The approach so far has been to try and build massive single customer view technology and then apply the same thinking that we previously applied to simple last-click optimisation. Partly, this is due to walled gardens and our lack of ability to track individuals. But it's also down to the digital practitioners trying to scale data to suit their approach rather than change their approach to something that resembles traditional marketing. What we need is a re-appraisal of how we value digital interactions with our potential customers.

In-housing presents a huge opportunity for agencies to reinvent themselves as invaluable performance consultant partners. Do you think in-housing could serve as a long-term solution?
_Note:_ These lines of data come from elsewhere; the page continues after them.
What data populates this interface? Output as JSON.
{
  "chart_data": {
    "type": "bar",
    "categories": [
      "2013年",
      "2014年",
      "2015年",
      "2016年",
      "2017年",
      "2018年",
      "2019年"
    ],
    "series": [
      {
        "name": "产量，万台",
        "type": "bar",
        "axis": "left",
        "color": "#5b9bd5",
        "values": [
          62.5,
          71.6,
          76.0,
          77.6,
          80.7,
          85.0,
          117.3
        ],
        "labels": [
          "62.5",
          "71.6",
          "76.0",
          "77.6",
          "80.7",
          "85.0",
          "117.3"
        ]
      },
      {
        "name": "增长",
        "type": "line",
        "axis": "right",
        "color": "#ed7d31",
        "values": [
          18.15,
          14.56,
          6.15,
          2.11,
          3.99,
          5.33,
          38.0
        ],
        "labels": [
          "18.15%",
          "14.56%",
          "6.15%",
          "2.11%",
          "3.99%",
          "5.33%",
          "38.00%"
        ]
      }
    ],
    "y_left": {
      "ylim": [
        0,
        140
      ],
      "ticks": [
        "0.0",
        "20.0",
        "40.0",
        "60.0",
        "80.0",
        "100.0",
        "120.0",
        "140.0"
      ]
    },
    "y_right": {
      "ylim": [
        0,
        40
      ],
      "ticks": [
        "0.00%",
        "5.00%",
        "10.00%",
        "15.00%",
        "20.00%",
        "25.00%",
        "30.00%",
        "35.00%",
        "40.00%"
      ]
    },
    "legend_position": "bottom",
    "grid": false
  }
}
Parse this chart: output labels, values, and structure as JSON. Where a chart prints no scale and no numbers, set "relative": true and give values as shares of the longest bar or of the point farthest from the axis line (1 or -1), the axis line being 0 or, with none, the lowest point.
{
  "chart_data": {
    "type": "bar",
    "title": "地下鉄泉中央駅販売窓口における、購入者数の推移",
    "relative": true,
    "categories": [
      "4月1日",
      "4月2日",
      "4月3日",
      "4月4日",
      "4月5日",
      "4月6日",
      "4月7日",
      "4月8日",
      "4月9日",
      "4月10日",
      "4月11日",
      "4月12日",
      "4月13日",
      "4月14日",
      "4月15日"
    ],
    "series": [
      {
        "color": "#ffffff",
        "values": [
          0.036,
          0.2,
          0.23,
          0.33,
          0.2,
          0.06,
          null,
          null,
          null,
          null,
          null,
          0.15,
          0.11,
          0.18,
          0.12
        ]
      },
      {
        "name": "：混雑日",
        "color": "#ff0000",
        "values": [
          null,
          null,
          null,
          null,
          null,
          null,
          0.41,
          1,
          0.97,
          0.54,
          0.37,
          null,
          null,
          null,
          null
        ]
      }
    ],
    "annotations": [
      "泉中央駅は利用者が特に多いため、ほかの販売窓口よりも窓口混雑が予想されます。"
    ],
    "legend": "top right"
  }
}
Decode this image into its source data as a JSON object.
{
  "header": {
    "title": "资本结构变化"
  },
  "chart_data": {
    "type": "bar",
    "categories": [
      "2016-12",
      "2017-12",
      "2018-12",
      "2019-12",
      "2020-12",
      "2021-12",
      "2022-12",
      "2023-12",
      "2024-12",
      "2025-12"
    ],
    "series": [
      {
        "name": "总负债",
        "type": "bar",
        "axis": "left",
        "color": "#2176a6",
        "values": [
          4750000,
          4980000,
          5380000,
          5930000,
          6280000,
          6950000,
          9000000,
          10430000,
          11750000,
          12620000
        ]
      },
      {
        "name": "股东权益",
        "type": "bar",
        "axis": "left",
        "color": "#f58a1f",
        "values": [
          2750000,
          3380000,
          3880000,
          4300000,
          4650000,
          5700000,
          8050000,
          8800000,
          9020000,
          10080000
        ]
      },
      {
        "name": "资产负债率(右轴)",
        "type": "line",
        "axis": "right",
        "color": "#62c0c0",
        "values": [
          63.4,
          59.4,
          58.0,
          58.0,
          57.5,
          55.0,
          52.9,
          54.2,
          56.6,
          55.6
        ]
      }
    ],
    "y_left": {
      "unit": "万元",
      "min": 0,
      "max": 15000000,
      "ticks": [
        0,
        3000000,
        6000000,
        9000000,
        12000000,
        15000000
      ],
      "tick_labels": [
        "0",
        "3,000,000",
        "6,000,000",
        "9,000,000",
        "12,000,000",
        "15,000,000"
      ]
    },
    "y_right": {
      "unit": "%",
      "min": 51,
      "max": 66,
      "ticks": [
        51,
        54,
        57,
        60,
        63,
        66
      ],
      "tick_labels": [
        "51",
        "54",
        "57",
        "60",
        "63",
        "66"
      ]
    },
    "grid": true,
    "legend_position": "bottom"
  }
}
There has always been a natural balance between companies wanting to in-house work and those wanting to outsource, and it applies to all kinds of functions, not just marketing agencies. If the current trend is tilting towards in-housing then agencies will re-evaluate their propositions and the trend will swing back again. There is value in both, so both models will always be viable. In digital right now, we could see this as a direct consequence of clients getting better visibility into ad fraud and programmatic capabilities, and deciding not to trust agencies with certain activities. The emphasis should be on agencies accepting that and proving incremental value.

Are we overthinking AI?

A lot of people assume AI is something it's not. Right now, most AI we use in this industry is machine learning, that effectively accepts inputs and continuously tries to find the most efficient way to reach a defined output. This works brilliantly in some areas of bottom-of-the-funnel CPA driven activity, but increase the amount of potential desired outputs and it becomes much harder to make it work. Any AI is as good as the team coding it and the data going into it. Clearer, less sensational guidance on AI is something I hope we will see in the industry this year.

If I were a CMO right now, my priorities would be…

Depends where I’m starting from! I would focus on two areas; optimising the interactions people have with my brand in the digital space, while continually understanding more about what they do when they are not interacting with me. That will be a mixture of branding and conversion focuses across all digital touchpoints, so it’s hard to specify exact priorities. If you want a soundbite, I would invest in CRM data heavily and look to augment it with increased research and insights.

What are your thoughts on Accenture's new M&A spree? Will this present increased competition or opportunities for smaller independents?

I expect it to be an opportunity for smaller independents, we’re not short of competition from large networks and holding groups already.

Gareth Owen is the managing director at ROAST.